Looking for a kitchen in a hospital
“What the hell kind of house do you live in? No kitchen? I have never sold a house with no kitchen."
THE RUB
That was my dad’s response to my brother. It was 2 am and my dad wanted to raid the kitchen. Only they weren’t in a house they were in a hospital. My dad has dementia and thought he was at my brother’s house. That morning, my brother updated us via text about his long night with dad. We had a good laugh having each experienced similar moments with dad.
As I replayed the story, I kept thinking about the lenses we use to interpret the situations we’re in. The wrong lens can dramatically distort the view. If we see ourselves at someone’s house, we assume there’s a kitchen. But if we’re actually in a hospital, the vending machine might be the closest thing. Here’s the uncomfortable insight: we’re all walking around with lenses we don’t know we’re wearing.
THE FRAMEWORK
My father’s confusion isn’t fundamentally different from what we all experience, just more visible. We’re constantly operating from lenses we’ve constructed: “I’m at a house” becomes “this meeting is about budget concerns” or “my teenager is being difficult” or “this project is falling apart.”
Lenses steer what we notice. We don’t take in everything. We take in what our expectations tell us is important, and we gloss the rest. That’s how we can miss something obvious when our attention is locked onto a task. The famous “gorilla” study demonstrated this: viewers watching a video and counting basketball passes often miss a person in a gorilla suit walking through the frame.

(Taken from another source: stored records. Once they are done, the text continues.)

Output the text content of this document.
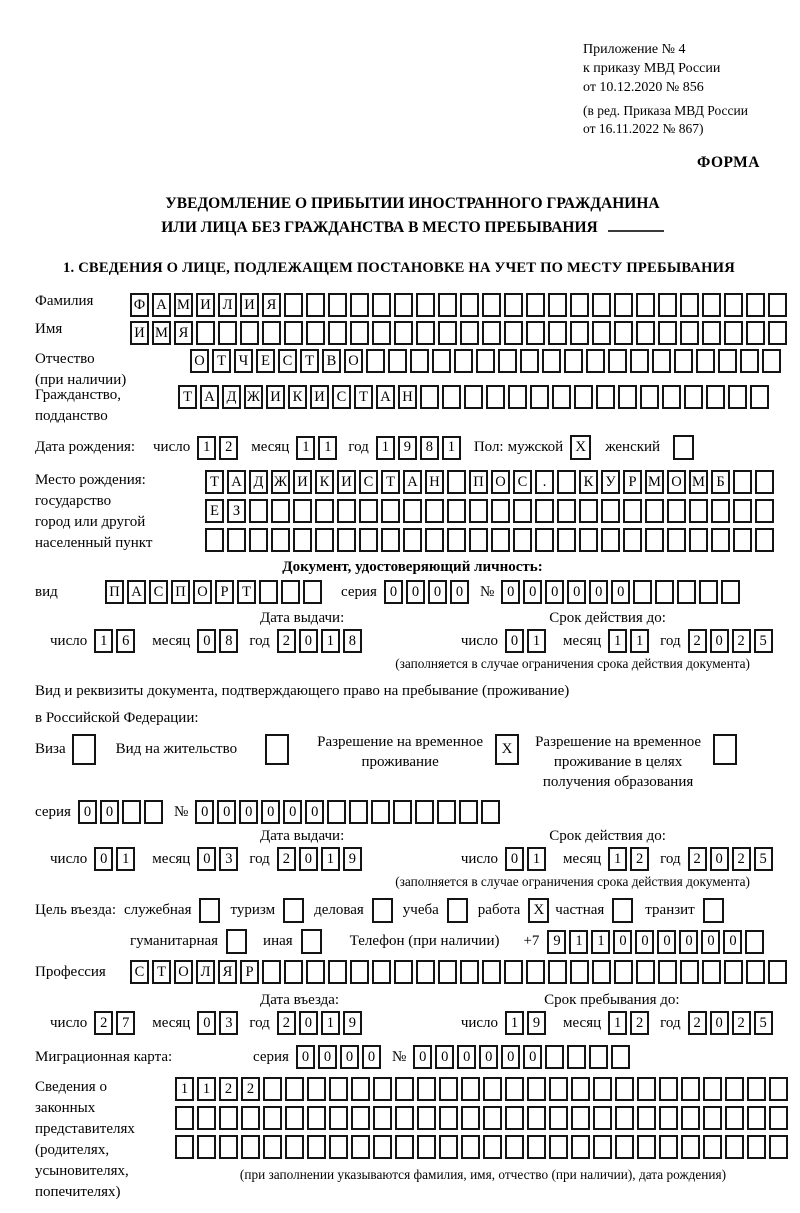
Приложение № 4
к приказу МВД России
от 10.12.2020 № 856
(в ред. Приказа МВД России
от 16.11.2022 № 867)
ФОРМА
УВЕДОМЛЕНИЕ О ПРИБЫТИИ ИНОСТРАННОГО ГРАЖДАНИНА
ИЛИ ЛИЦА БЕЗ ГРАЖДАНСТВА В МЕСТО ПРЕБЫВАНИЯ
1. СВЕДЕНИЯ О ЛИЦЕ, ПОДЛЕЖАЩЕМ ПОСТАНОВКЕ НА УЧЕТ ПО МЕСТУ ПРЕБЫВАНИЯ
Фамилия	Ф А М И Л И Я
Имя	И М Я
Отчество
(при наличии)
О Т Ч Е С Т В О
Гражданство,
подданство
Т А Д Ж И К И С Т А Н
Дата рождения:	число 1	2	месяц 1	1	год 1	9	8	1	Пол: мужской X	женский
Место рождения:
государство
город или другой
населенный пункт
Т А Д Ж И К И С Т А Н П О С	.	К У Р М О М Б
Е З
Документ, удостоверяющий личность:
вид	П А С П О Р Т	серия 0	0	0	0	№ 0	0	0	0	0	0
Дата выдачи:	Срок действия до:
число 1	6	месяц 0	8	год 2	0	1	8	число 0	1	месяц 1	1	год 2	0	2	5
(заполняется в случае ограничения срока действия документа)
Вид и реквизиты документа, подтверждающего право на пребывание (проживание)
в Российской Федерации:
Виза	Вид на жительство	Разрешение на временное
проживание
X	Разрешение на временное
проживание в целях
получения образования
серия 0	0	№ 0	0	0	0	0	0
Дата выдачи:	Срок действия до:
число 0	1	месяц 0	3	год 2	0	1	9	число 0	1	месяц 1	2	год 2	0	2	5
(заполняется в случае ограничения срока действия документа)
Цель въезда: служебная	туризм	деловая	учеба	работа X частная	транзит
гуманитарная	иная	Телефон (при наличии) +7 9	1	1	0	0	0	0	0	0
Профессия	С Т О Л Я Р
Дата въезда:	Срок пребывания до:
число 2	7	месяц 0	3	год 2	0	1	9	число 1	9	месяц 1	2	год 2	0	2	5
Миграционная карта:	серия 0	0	0	0	№ 0	0	0	0	0	0
Сведения о
законных
представителях
(родителях,
усыновителях,
попечителях)
1	1	2	2
(при заполнении указываются фамилия, имя, отчество (при наличии), дата рождения)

Once we have a lens in place, confirmation bias kicks in. We notice, interpret, and remember evidence that supports our view more than evidence that challenges it. That’s not a character flaw. It’s how human cognition works. We don’t respond to reality. We respond to our mind’s edited version of it.
The danger isn’t having lenses. The danger is believing we don’t have them.
THE PRACTICE
Three questions I’m asking myself this week as a lens check:
- What story am I telling myself? Not what happened, but what narrative have I constructed about what happened? Example: “My team member is disengaged” vs “My team member has been quiet in meetings lately.”
- What would someone with a different lens see? If I think I’m in a house, I look for a kitchen. If someone else thinks we’re in a hospital, they look for nurses. What are they seeing that I’m missing?
- What am I filtering out? Our lenses work by selective attention. What data am I unconsciously dismissing because it doesn’t fit my current interpretation?
My dad can’t check his lenses anymore. Dementia steals the ability to question your own perception along with the memories it takes. When he’s looking for a kitchen in a hospital, there’s no lens check that will help him see clearly. But I can. That awareness feels like both a responsibility and a gift.